I didn’t expect her to answer, but she let go of the strange fire, and turned towards me.  “Yes.  And.”  She tilted her head, and it was more feline than human.  “It is difficult to tell an invited guest it is no longer invited.  It is more difficult to tell it that it was never requested in the first place when those with more authority have contradicted this.  It is even more of a challenge when the guest turns to have more power than expected, including that which was granted by your own authority.  Penultimately, it is a Power Between.”

“You save the best for last,” I noted, wryly.

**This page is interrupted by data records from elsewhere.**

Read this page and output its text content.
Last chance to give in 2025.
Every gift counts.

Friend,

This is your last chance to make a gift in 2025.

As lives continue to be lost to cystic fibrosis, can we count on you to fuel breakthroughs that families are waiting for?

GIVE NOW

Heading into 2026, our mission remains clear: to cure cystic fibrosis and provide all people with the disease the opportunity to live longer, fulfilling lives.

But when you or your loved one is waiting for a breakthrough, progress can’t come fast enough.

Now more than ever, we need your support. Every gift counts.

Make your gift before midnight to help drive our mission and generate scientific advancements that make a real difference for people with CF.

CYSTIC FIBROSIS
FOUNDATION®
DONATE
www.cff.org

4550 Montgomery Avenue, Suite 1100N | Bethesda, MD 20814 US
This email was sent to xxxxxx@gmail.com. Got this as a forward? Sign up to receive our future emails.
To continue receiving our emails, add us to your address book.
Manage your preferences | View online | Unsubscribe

“Yes.  If we cannot send it home, we must keep it from ever returning there.  That is the task with which I was charged, and it is made all the more difficult as we know it knows our conundrum and we cannot determine which scheme it has determined most disadvantageous to our survival.”

“A Power Between,” I repeated.

Her glance was the equivalent, I supposed, of a nod.

I was past the point of panic.  I mean, just because they wanted my help to close the gateway to or exorcise a minor deity, it was just another day in the life, right?  Some people go home, crack open a beer, and watch the game.  Me?  I get to play hooky from work, hang out with a righteous looking babe, and tell a god to shape up or ship out.

I must be living wrong.

So many questions to ask.  I wanted a name, but a trickster would just have used someone else’s… or his or her own, just to be perverse.  Besides, it didn’t have to be one of our gods.  It could have been one inimical to humanity, or belonging to something else entirely.  What kind of grudge would it carry, should we manage this?  And politics were involved; did this authority want them removed for sure, or was it just her and her family’s opinion that this was a bad thing?  Exactly who was I crossing, and how deep would this go?

“What matter of compensation do I receive for this boon?” I asked.  I realized that for all they could bluff it out, I was doing them a favor.  I didn’t have anything invested into whether or not an old one sat on a fey doorstep and hung out past the end of the party.  Mankind and the world as I knew it wasn’t in danger.  I wasn’t the only hope for my world against the combined might of the forces of darkness.

“You are confident,” she noted.

Actually, I was so far beyond the bend into the countryside of “Clowns Will Eat Me”-sville, I’d almost wrapped around into, “Sure.  I can do anything,” bravado.

But it wouldn’t do to tell that to a girl.